In August 2019, we found this 1978, 112K mile Chevrolet Caprice Classic Wagon listed on Craigslist in Churchville, NY where the second owner decreased his asking price $5,600 from $17,500 in mid-June to $11,900 now. Unfortunately, the seller’s expectations continue to remain out of line with the reality of the market as the Hagerty Insurance Valuation Tool does list a value for these wagons yet, and the NADA Classic, Collectible, Exotic, and Muscle Car Appraisal Guide list the “Low”, “Average”, and “High” values as $1,375, $3,050, and $5,725, respectively. Consequently, we have the latest recipient of the Guys With Rides “NEW!” (No Effin Way!) award for a seller asking a way too optimistic price.
The example featured here is from the second model year of Chevrolet’s drastically downsized full-size line-up. For the 1977 model year, GM reduced the Caprice wagon’s weight by 871 pounds, decreased the length by 14 inches, and shortened the wheelbase by nine inches, all while increasing interior passenger room and cargo capacity in nearly every dimension versus their 1976 model year counterparts.

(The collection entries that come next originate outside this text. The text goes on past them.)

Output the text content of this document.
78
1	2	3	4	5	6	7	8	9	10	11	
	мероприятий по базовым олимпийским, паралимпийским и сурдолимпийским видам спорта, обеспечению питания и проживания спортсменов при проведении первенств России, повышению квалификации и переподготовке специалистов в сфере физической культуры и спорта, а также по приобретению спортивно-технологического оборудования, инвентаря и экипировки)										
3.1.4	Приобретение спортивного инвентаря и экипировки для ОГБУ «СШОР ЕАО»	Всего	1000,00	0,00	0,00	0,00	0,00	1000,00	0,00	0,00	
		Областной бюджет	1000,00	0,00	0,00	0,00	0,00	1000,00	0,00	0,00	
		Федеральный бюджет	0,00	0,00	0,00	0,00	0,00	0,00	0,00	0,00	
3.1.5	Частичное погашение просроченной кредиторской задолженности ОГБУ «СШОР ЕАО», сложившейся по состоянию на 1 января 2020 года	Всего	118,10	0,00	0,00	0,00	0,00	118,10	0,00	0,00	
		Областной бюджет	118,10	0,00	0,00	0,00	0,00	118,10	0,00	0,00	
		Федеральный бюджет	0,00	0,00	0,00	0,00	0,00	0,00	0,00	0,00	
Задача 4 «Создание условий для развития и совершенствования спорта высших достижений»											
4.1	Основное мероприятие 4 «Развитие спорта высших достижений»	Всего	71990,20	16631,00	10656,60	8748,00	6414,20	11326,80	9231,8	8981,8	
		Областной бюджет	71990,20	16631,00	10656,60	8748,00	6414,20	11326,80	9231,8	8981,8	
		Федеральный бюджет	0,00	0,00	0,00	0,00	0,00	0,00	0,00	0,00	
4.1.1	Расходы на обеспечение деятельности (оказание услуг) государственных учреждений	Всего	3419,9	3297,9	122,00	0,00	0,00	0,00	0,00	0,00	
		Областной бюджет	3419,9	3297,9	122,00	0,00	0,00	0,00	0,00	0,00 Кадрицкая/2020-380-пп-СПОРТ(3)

Originally a California car, the second owner states his rust-free wagon comes with the original window sticker and is equipped with a 350 cubic inch small block V8 engine providing an owner-claimed 300 horsepower. The engine transfers power through a 700R4 four-speed automatic transmission which in turn sends torque through a ten bolt rear end equipped with 3:73 gears and positraction. The owner states that rebuilt the powertrain was rebuilt on his Caprice at 100,000 miles. There are a number of other details of options and upgrades provided in his post.
While a very nice survivor now equipped with desirable power train upgrades over the Malaise-era stock setup, we believe the second owner is banking that the rarity of a rust-free example like this in Western New York deserves a high premium. We disagree and predict he will end up having to bring his price way down before a serious buyer arrives. Good luck with the purchase!